You should be fine with having a lawyer.

Re: Eviction Process advice by Someone Else - Guess Who (FL) on November 3, 2009 @13:18 [ Reply ]
First question. Do you want them as a tenant?
Sounds like the answer is no.

If they show up with the rent, refuse it citing their failure to comply with the 10 day notice (and it has been 10+ days and no compliance) which terminates the lease. If you take ONE PENNY from them, you have accepted them for another month AND essentially forgiven their transgression.

If you have to use a lawyer, make him or her file the papers TODAY. With a little research, you could preside over the eviction yourself. Look up the chapter on landlord-tenant laws in your state statutes and read it over and over until you got it.

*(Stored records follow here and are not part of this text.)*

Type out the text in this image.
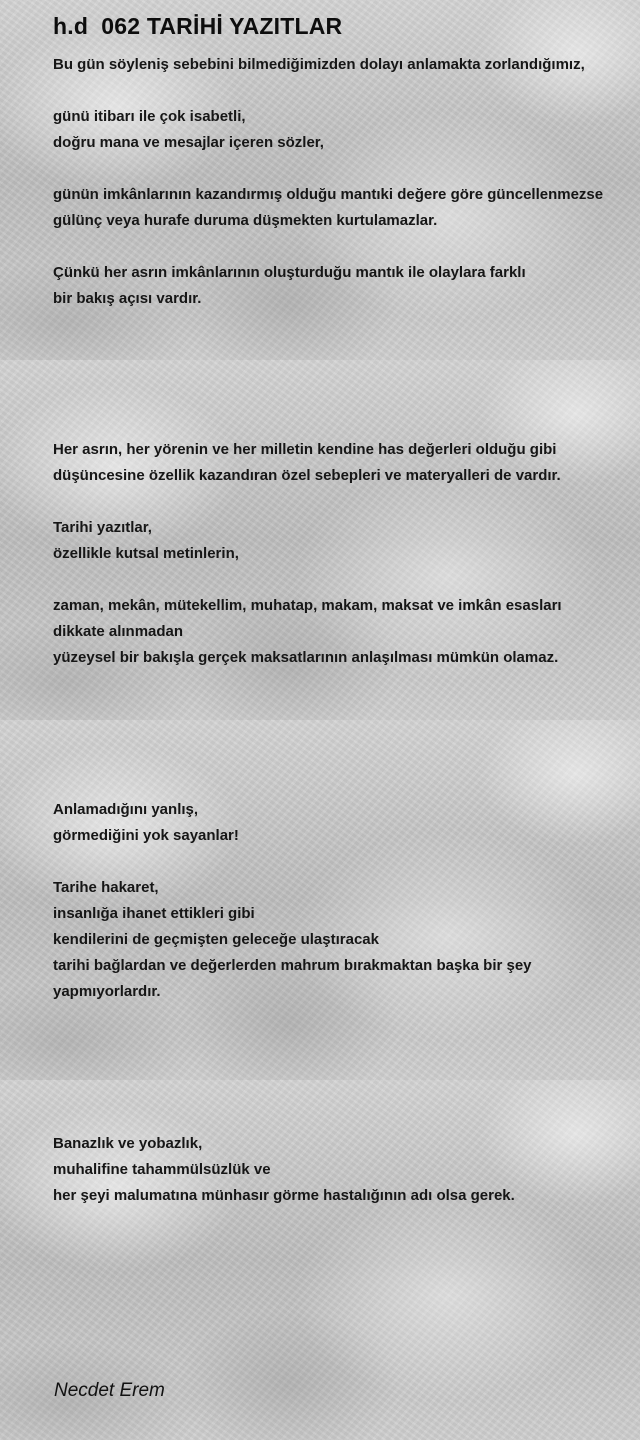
h.d  062 TARİHİ YAZITLAR
Bu gün söyleniş sebebini bilmediğimizden dolayı anlamakta zorlandığımız,
günü itibarı ile çok isabetli,
doğru mana ve mesajlar içeren sözler,
günün imkânlarının kazandırmış olduğu mantıki değere göre güncellenmezse
gülünç veya hurafe duruma düşmekten kurtulamazlar.
Çünkü her asrın imkânlarının oluşturduğu mantık ile olaylara farklı
bir bakış açısı vardır.
Her asrın, her yörenin ve her milletin kendine has değerleri olduğu gibi
düşüncesine özellik kazandıran özel sebepleri ve materyalleri de vardır.
Tarihi yazıtlar,
özellikle kutsal metinlerin,
zaman, mekân, mütekellim, muhatap, makam, maksat ve imkân esasları
dikkate alınmadan
yüzeysel bir bakışla gerçek maksatlarının anlaşılması mümkün olamaz.
Anlamadığını yanlış,
görmediğini yok sayanlar!
Tarihe hakaret,
insanlığa ihanet ettikleri gibi
kendilerini de geçmişten geleceğe ulaştıracak
tarihi bağlardan ve değerlerden mahrum bırakmaktan başka bir şey
yapmıyorlardır.
Banazlık ve yobazlık,
muhalifine tahammülsüzlük ve
her şeyi malumatına münhasır görme hastalığının adı olsa gerek.
Necdet Erem
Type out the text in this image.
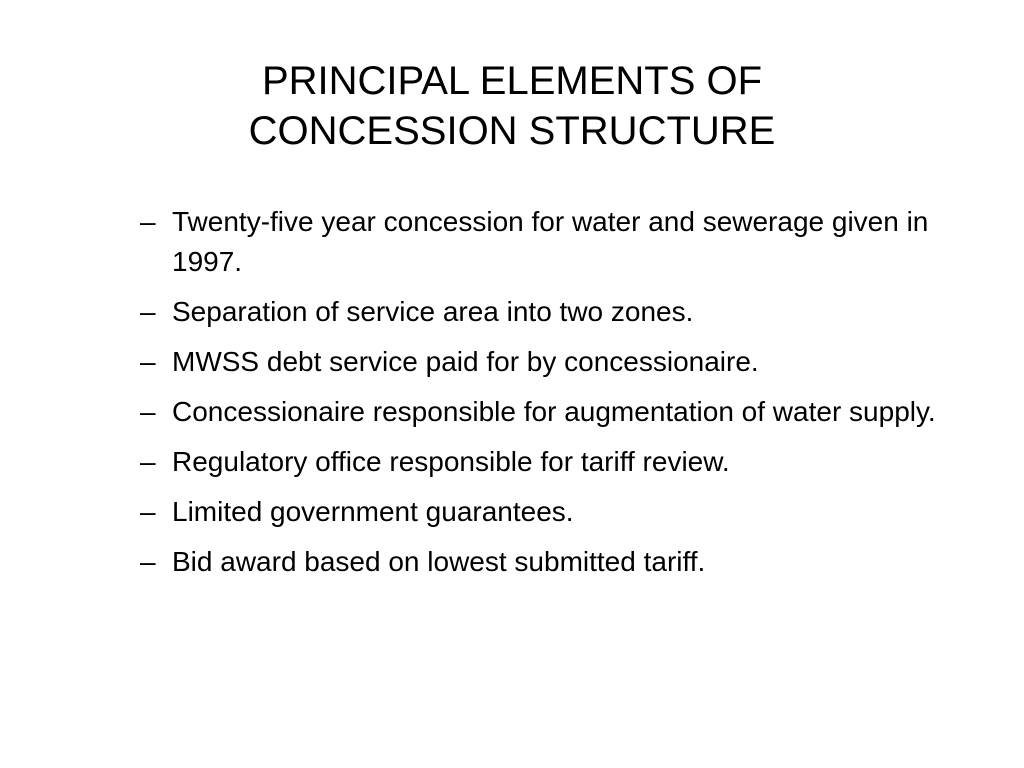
PRINCIPAL ELEMENTS OF
CONCESSION STRUCTURE
– Twenty-five year concession for water and sewerage given in 1997.
– Separation of service area into two zones.
– MWSS debt service paid for by concessionaire.
– Concessionaire responsible for augmentation of water supply.
– Regulatory office responsible for tariff review.
– Limited government guarantees.
– Bid award based on lowest submitted tariff.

The paperwork to file an eviction is so generic, your courthouse probably has the form for you - you just fill in the blanks. So if your lawyer is not on the ball (and that's what you pay them for) MAKE THEM GET ON THE BALL. In evictions, time is absolutely of the essence. That means that once the judge signs the eviction, the notice is officially served THAT DAY or first thing next morning.

The important thing is that you adhere to the laws of your state, document all activity in a journal, only communicate with the tenants in writing, only accept communications from them in writing, and DON'T ACCEPT THE RENT if you want them out and you have legal grounds to terminate the lease.

Hope this helps.

If you have any questions, I'll check back in about an hour.

Re: Eviction Process advice by Anonymous on November 3, 2009 @13:24 [ Reply ]
Don't accept partial payment. then you'll have to start over again.
Re: Eviction Process advice by Anonymous on November 3, 2009 @13:59 [ Reply ]
It depends on what you are evicting them for. Non-payment would be the easiest thing. Other violations are going to be harder. The "loopholes" tenants will use is like if you are evicting them for having a dog when the lease says no pets, it's harder to prove, and the tenants will say they were dogsitting. It will depend on the judge you end up in front of and who he believes. I don't think there is a good way to prepare for this mentally because worst case senerio is if you lost and were stuck with these loser tenants. Good luck!